Photo taken on April 9, 2020 shows the Dar es Salaam Port undergoing upgrading of port berths 1 to 7 in Dar es Salaam, Tanzania. Photo:Xinhua
China's cooperation with Africa has shown no signs of abating, but shows a trend of embracing faster growth and increasingly innovative models even with challenges such as instigation from some Western countries as well as the pandemic, data in a newly released white paper on China-Africa cooperation revealed.
The white paper, released by China's State Council on Friday, elaborated on the achievements of cooperation between China and Africa ranging from vaccine donation to infrastructure building. The paper was published ahead of the Forum on China-Africa Cooperation (FOCAC) in Senegal.
The report showed that despite the challenges caused by the coronavirus outbreak in both regions, China's economic cooperation with Africa strengthened after the crisis. In the first nine months of 2021, China's trade with Africa surged 38.2 percent year-on-year to $185.2 billion. In 2020, China's investment in Africa increased by 57 percent on a yearly basis.
China also donated 200 million COVI-19 vaccines and 120 batches of anti-coronavirus materials to Africa, while writing off interest-free loans to 15 African countries due at the end of 2020.
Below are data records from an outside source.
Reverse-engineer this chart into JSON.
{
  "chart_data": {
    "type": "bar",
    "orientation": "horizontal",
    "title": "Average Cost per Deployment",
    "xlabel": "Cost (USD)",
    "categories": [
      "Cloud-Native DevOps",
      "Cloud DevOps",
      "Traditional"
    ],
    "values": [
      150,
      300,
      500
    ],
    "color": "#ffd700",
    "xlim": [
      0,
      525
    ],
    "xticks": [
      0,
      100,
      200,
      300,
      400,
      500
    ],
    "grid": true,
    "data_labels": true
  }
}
According to information disclosed in the white paper, China-Africa cooperation had embraced many innovations either seldom tried by China or rarely implemented by other countries. One of them is China-Africa cooperation in the digital economy.
Wu Peng, Director-General of the Department of African Affairs of the Foreign Ministry, said during a press conference on Friday that China held an e-commerce promotion for African products in September which has generated "very good" results.
According to Wu, a batch of African countries' ambassadors in China came to promote their products, like Tanzania's coffee and Rwanda's chili, on China's e-commerce platforms, which has stimulated "surprising" consumption in China, judging by the economic output of those countries.
The white paper also showed that China offered a hand to Africa to remove the latter's "digital divide," by efforts like constructing more than half of Africa's wireless nodes and high-speed mobile broadband network, as well as helping construct Africa's first 5G independent commercial network.
Another highlight is the two sides' partnership in green industries.
China has helped build many clean energy projects in Africa, such as Kenya's Garissa Solar Photovoltaic Power Plant. China also signed agreements with 14 African countries to support the region in coping with climate change by jointly setting low-carbon demonstration plots and other measures.
Cui Hongjian, director of the Department of European Studies at the China Institute of International Studies, said that China and Africa can have a wide prospect for deepening environmental and green energy collaborations under China's carbon goals.
"It is expected that China and Africa can complement each other in green industry cooperation, using China's technical and production capacity advantages and Africa's climate advantages. China can also cooperate with coastal and island countries in Africa to help them prevent extreme weather and natural disasters," Cui told the Global Times on Friday.
China has innovated the way it carries out cooperation with Africa, such as adopting the Public-Private Partnership (PPP) and Build-Operate-Transfer (BOT), two models that were relatively new to Chinese investors in Africa, in infrastructure projects.
China-Africa cooperation used to rely on concessional loans which cannot be written off. The new model by leveraging some commercial funds can expand the source and the scale of funds to support larger infrastructure projects, Song Wei, a research fellow at the Chinese Academy of International Trade and Economic Cooperation, told the Global Times on Friday.
Such data and facts are also proof that China-Africa cooperation won't change despite some Western countries' attempts to incite controversies surrounding China's investment in Africa by such accusations as China is spreading "influence" in Africa and causing a huge debt to the region, experts said.
Assistant Foreign Minister Wu Jianghao said on Friday that the debt trap story was fabricated by some Western countries' governments and media, as no developing country involved has stepped up and accused China of causing a debt trap.
"We can't say that what Western countries offer is development aid, and what China offers is a debt trap. This is not logical," Wu said.
Wu Peng also said that China attaches great importance to Africa's capital demands, as well as their debt sustainability.
"To solve Africa's debt problem, China's point is to put the project on the benign operational track, so that the project can generate economic benefits and help African countries repay the debt," Song said.